Evet kınamak önemli; ama kınanacak nokta çoktan geçmişse kınamanın anlamı yok; seri vahşetin böylesini Kazıklı Voyvoda da kınardı. Marifet eğriyi doğrudan ayırmakta. Cinayetlerin akabindeki sıcak günlerde değil daha evvelki sakin zamanlarda doğruyu tavsiye etmekte ve yanlıştan kaçınmayı öğütlemekte; asıl tavır da bu, asıl "cihad" da bu.

Zulmü ancak cehalet mazur gösterebilir; zulme muhatap olan -zalimler de dahil- herkes zulmü algılar ancak cehalet zulmü meşrulaştırır. Cehalet ise maalesef ülkemizde hiç kimsenin inhisarında olmayan bir şenaat.

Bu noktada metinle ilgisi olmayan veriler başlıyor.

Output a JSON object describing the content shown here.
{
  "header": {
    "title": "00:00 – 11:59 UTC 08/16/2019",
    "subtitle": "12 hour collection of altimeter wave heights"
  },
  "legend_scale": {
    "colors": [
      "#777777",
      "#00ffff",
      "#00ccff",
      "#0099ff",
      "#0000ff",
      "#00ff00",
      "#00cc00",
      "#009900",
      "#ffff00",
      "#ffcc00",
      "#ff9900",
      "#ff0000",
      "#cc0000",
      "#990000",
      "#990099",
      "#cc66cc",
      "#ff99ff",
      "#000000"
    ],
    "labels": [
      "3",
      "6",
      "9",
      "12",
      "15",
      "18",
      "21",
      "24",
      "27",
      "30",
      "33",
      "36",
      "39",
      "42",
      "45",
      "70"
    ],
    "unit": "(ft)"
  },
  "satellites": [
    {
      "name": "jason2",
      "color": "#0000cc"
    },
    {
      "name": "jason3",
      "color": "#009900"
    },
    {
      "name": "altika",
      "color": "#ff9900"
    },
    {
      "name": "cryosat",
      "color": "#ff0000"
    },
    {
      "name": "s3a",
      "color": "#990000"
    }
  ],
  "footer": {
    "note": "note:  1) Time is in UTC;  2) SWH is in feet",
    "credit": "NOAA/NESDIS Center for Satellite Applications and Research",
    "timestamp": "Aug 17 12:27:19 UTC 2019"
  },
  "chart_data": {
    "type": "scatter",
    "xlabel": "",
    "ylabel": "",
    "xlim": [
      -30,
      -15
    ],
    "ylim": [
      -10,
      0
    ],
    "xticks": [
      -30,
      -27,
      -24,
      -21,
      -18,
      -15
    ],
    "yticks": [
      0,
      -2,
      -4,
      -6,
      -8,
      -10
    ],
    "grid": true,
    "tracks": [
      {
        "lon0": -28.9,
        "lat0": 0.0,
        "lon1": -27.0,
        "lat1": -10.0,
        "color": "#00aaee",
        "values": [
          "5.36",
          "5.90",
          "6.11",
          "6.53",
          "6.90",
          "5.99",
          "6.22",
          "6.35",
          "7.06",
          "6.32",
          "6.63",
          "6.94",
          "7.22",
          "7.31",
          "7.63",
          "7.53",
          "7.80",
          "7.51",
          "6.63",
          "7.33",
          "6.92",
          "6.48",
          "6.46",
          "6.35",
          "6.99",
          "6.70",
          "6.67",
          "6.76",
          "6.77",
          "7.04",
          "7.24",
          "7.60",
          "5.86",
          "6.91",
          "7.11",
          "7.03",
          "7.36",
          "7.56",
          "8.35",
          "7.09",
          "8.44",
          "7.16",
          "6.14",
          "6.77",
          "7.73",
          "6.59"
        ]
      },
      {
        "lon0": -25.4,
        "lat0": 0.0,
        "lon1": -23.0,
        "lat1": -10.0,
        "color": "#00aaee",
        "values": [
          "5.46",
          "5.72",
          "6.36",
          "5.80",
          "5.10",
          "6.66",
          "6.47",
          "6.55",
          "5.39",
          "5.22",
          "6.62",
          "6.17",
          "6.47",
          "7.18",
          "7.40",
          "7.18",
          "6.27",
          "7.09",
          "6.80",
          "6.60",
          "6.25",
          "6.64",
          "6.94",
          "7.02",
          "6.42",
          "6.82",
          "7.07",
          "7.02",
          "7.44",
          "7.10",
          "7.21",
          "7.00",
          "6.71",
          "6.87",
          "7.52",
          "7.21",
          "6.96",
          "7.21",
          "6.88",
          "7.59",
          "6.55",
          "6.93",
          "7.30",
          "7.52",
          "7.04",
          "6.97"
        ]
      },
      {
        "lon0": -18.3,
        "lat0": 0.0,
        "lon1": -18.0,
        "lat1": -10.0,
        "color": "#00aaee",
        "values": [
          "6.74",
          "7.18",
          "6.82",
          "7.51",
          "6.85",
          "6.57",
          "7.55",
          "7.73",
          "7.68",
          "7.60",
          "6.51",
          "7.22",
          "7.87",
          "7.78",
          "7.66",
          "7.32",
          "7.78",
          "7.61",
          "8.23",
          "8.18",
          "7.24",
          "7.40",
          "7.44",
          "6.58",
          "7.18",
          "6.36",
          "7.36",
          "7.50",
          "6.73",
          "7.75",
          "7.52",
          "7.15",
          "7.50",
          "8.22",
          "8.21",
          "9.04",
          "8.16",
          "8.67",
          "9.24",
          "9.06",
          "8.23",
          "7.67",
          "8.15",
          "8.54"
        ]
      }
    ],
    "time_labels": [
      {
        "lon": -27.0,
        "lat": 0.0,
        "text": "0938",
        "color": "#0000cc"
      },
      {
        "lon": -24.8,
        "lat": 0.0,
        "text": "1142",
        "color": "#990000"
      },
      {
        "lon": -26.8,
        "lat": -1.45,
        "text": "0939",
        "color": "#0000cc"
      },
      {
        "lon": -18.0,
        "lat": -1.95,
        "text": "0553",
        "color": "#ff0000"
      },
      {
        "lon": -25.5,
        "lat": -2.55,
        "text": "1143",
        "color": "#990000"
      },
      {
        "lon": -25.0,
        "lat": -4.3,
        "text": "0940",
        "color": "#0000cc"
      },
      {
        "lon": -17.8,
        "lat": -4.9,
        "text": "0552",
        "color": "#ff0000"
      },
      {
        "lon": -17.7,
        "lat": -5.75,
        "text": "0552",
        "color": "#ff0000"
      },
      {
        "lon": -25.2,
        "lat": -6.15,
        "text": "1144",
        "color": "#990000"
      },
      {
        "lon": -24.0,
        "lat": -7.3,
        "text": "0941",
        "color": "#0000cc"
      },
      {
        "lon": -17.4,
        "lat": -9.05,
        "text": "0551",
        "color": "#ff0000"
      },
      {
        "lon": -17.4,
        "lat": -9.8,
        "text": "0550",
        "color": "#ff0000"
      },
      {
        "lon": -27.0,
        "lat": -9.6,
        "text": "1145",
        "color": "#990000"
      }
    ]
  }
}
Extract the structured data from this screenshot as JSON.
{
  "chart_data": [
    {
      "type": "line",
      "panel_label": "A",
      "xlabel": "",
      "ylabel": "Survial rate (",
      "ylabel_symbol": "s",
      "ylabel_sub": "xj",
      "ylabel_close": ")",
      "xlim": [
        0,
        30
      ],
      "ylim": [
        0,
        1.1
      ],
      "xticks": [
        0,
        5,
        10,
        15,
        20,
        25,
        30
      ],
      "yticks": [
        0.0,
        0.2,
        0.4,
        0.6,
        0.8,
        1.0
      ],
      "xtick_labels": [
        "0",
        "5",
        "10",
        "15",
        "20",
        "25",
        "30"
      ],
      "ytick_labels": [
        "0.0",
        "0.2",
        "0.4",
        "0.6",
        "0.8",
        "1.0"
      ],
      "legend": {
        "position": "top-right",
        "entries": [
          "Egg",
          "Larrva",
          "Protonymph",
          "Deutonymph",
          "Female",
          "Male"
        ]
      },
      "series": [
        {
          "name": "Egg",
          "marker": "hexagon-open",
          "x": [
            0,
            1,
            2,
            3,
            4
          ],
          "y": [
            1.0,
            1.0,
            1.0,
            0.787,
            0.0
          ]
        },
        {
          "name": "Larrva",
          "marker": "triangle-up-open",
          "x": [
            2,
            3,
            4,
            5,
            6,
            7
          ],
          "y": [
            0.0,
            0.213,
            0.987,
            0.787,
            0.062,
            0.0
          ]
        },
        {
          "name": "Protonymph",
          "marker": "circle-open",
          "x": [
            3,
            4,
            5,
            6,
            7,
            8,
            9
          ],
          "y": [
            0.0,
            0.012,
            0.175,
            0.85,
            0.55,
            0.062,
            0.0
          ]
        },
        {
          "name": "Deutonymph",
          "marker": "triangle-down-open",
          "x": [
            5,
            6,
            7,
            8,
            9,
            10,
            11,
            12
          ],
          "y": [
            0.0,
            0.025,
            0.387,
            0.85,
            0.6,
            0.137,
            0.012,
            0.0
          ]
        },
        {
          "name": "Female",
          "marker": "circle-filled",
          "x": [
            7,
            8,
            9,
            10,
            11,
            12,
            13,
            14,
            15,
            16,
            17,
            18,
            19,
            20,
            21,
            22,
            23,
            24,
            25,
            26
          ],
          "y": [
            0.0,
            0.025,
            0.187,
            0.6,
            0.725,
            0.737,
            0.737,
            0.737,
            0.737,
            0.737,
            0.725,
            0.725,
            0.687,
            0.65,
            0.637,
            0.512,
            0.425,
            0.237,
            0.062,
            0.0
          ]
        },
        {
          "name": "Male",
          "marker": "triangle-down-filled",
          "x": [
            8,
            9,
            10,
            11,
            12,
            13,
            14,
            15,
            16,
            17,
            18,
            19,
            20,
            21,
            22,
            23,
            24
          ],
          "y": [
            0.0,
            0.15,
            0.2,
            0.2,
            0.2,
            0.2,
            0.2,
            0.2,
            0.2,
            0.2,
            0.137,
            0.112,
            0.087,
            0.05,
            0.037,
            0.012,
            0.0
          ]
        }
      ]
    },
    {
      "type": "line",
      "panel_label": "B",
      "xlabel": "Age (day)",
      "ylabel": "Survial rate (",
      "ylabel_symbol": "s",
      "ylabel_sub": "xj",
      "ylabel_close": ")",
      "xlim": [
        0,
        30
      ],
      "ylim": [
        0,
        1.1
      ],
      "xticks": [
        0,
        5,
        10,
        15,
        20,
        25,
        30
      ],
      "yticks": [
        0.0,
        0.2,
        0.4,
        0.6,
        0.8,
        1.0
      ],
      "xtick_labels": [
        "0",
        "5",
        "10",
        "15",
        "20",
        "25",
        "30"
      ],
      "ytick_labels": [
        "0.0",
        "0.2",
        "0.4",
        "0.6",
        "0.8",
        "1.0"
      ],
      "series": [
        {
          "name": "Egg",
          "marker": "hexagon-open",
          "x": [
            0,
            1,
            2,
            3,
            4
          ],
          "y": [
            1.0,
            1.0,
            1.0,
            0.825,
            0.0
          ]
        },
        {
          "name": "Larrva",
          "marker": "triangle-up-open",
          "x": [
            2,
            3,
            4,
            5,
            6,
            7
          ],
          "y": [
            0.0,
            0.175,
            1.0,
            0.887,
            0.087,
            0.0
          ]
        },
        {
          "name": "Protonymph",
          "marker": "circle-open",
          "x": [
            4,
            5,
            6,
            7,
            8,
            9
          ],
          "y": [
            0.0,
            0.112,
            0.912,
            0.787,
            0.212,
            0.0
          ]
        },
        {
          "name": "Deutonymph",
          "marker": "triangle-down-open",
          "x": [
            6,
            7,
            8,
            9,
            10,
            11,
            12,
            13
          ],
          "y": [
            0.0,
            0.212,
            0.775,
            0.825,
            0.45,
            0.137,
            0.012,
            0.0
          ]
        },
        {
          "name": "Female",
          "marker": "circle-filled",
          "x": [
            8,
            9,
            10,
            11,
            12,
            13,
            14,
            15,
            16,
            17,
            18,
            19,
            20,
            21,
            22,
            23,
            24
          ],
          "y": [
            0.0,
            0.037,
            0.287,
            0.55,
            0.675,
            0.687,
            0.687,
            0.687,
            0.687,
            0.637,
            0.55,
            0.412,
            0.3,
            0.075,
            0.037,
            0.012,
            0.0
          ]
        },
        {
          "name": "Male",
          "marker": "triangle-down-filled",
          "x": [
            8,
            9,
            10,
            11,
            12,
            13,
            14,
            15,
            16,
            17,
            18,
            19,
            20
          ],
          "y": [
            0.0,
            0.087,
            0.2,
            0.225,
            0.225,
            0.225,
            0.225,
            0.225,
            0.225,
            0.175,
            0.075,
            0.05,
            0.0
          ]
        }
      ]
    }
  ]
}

Terörü ve cinayeti lanetlemek marifet değil ki; böyle yapmakla terörü ve cinayeti doğuran iklimi inşa edenleri de lanetliler listesinden çıkarabilir miyiz? Halbuki usuletle kabul etmek gereken gerçek şu; bu ülkede yıllardan beri hemen herkes örtülü veya açık tarzda fiilen, kavlen ve kalben "nekrofilya" putuna tütsü yakıyor. Ölümseverlik veya ölüm sevicilik, bizde nice zamandır ideolojik zeminin oksijeni gibi. İdeolojik bir yüksek maksat uğruna ölümü yücelten her fikriyat, bu ölüm seviciliğe ucundan-kenarından bulaşır; böyle ulvi bir maksat için kendi hayatını hiçe sayabilen insanlar için başkalarının ölümü ise sadece demografik bir meseleden ibaret kalır.

Terörü besleyen faktörler neler? Bu sorunun cevabını epeydir düşünmedik galiba, bir kere daha düşünelim. Bize ne oluyor ki cinayet kasırgasının biri biterken öbürü ayrık otu gibi kendiliğinden yeşeriveriyor. İspanyolların bir Eta'sı var; ya bizim? Saymakla tükenecek gibi değil.

Ölümün ve cinayetin bu kadar yaygınlaşıp vukuat-ı adiyeden sayılır hale gelmesi marazın bulaşıcılığını işaret ediyor; belki de meselenin müşterek kültürümüzün derinliklerinde saklanan vahim bir tarafı var ve belki hepimizin bu nokta üzerinde taze bir dikkatle düşünmesi lazımdır.

Türkiye'de terörden beslenenler sadece münhasıran terör örgütleri olsaydı şüphesiz terörden en fazla zarar gören ezici çoğunluk, onu lanetiyle boğardı; kaç on yıldan beri terörü ve cinayetleri kınayıp duruyoruz; ama hala terör tehlikesi ile yüz yüze yaşayan da biziz. Bu durumda falancalar terörü kınıyor da filancalar kınamıyor diye çetele tutmak düşük bir zihni kategori haline geliyor; terörden zarar görmeyen kim? Cevap: Herkes, hepimiz! Kanında neklofilya virüsü taşımayan kim? Cevap: Herkes, hepimiz!

Terör kenarda dursun, "şiddet" denilen vakıaya bakışımızda namuskarlık açısından bir tutarlılığa sahip olduğumuzu söyleyebilir miyiz? "Filanca kahrolsun, falancaya hayat hakkı yok bu memlekette, zararlı akım, yıkıcı fikir" suçlamalarının ardında nasıl bir şiddet motifi barındırdığımızı görmüyorsak, iş işten geçtikten sonra terörü veya tüyler ürpertici kasaplıkları kınamak anlamsız kalıyor.

İdamı kaldırmak işin kolayı; zaten o naktada bile ne kadar samimi olabildiğimizi biliyoruz; bu memleketin üstüne serpilmiş şiddet tohumlarını meclis kararıyla kaldırabilmek mümkün mü?

Buyurunuz cümleten kendimizi kınayalım, belki salih düşünceye medar ve bir başlangıç olur!